Art. 12. Revogam-se as disposições em contrário.
GUILHERME LANDIM
DEPUTADO
Justificativa
Inicialmente cumpre-nos destacar, que o objetivo da presente proposição é a de reconhecer o direito a percepção de indenização, a título reparatório, as pessoas que foram separadas de seus genitores no curso da política de isolamento compulsório baseada no Decreto 16.300/1923 e nas Leis n. 610, de 13 de janeiro de 1949 e 5.511, de 15 de outubro de 1968, que configurou inquestionável violação aos direitos humanos.
A política segregacionista das pessoas acometidas pela hanseníase teve início em território nacional a partir do Decreto 16.300/1923, que trazia a previsão de internação compulsória dos enfermos nos denominados leprosários.
Esse modelo de política pública, que defendia o isolamento dos enfermos do restante da sociedade como forma de conter a proliferação da doença, trazendo sofrimento físico e psicológico aos portadores da enfermidade, vigorou até meados dos anos 80.
No Ceará, tivemos a presença de dois hospitais-colônias ou leprosários, que funcionaram entre os anos de 1928 e 1973. O hospital-colônia Antônio Diogo, no município de Redenção e a Colônia Antônio Justa, na cidade de Maracanaú, que funcionaram praticamente como depositário de pacientes, eis que relegados a própria sorte.

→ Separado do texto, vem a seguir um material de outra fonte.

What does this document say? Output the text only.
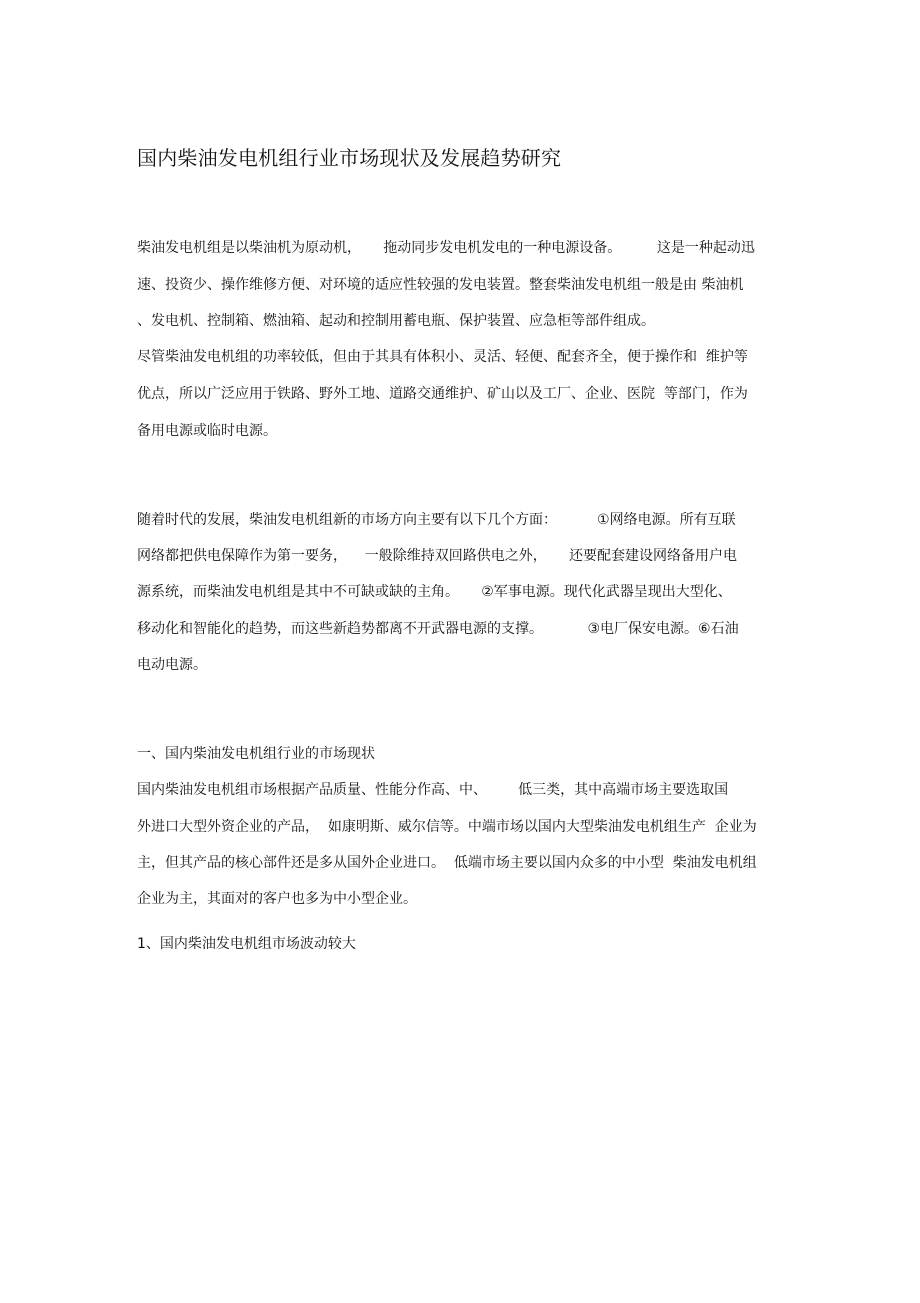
国内柴油发电机组行业市场现状及发展趋势研究

柴油发电机组是以柴油机为原动机，     拖动同步发电机发电的一种电源设备。        这是一种起动迅

速、投资少、操作维修方便、对环境的适应性较强的发电装置。整套柴油发电机组一般是由 柴油机

、发电机、控制箱、燃油箱、起动和控制用蓄电瓶、保护装置、应急柜等部件组成。

尽管柴油发电机组的功率较低，但由于其具有体积小、灵活、轻便、配套齐全，便于操作和  维护等

优点，所以广泛应用于铁路、野外工地、道路交通维护、矿山以及工厂、企业、医院  等部门，作为

备用电源或临时电源。

随着时代的发展，柴油发电机组新的市场方向主要有以下几个方面：         ①网络电源。所有互联

网络都把供电保障作为第一要务，    一般除维持双回路供电之外，     还要配套建设网络备用户电

源系统，而柴油发电机组是其中不可缺或缺的主角。     ②军事电源。现代化武器呈现出大型化、

移动化和智能化的趋势，而这些新趋势都离不开武器电源的支撑。          ③电厂保安电源。⑥石油

电动电源。

一、国内柴油发电机组行业的市场现状

国内柴油发电机组市场根据产品质量、性能分作高、中、       低三类，其中高端市场主要选取国

外进口大型外资企业的产品，  如康明斯、威尔信等。中端市场以国内大型柴油发电机组生产  企业为

主，但其产品的核心部件还是多从国外企业进口。  低端市场主要以国内众多的中小型  柴油发电机组

企业为主，其面对的客户也多为中小型企业。

1、国内柴油发电机组市场波动较大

Destaca-se, que muitos dos pacientes tiveram filhos durante o período de isolamento. Os filhos, ao nascer, eram separados de seus genitores e levados para instituições denominadas de “educandários”, sem qualquer contato com seus pais, sendo induzidos a esquecê-los, aproximando-se ao que hoje definimos como alienação parental, nesse caso, essa alienação era institucionalizada, tendo em vista que promovida por agentes públicos.
Para melhor ilustrar a situação, trazemos abaixo excerto da Exposição de Motivos da Medida Provisória nº 373/2007 encaminhada ao Presidente da República, que posteriormente foi convertida na Lei 11.520/2017. Vejamos:
“6. A disciplina nos preventórios era extremamente rígida, com aplicação habitual de castigos físicos desmesurados. As crianças eram induzidas a esquecerem seus pais, porquanto a hanseníase era considerada uma “macha” na família”.
Dessa forma, vê-se claramente que tanto os pacientes quanto os seus filhos foram submetidos a situações degradantes, ante a ausência de ações humanitárias pelo Estado, que de forma inquestionável violou os direitos humanos, gerando danos indeléveis ainda que submetidos a força corrosiva do tempo.
Por todo exposto, e para que sejam reconhecidos pelo Estado os efeitos deletérios da política de isolamento, bem como para que sejam adotadas medidas reparatórias a esse período sombrio da nossa história, marcado pela barbárie e desumanidade, é que propomos o presente Projeto de Lei para que seja submetido à discussão e votação dessa Augusta Casa Legislativa.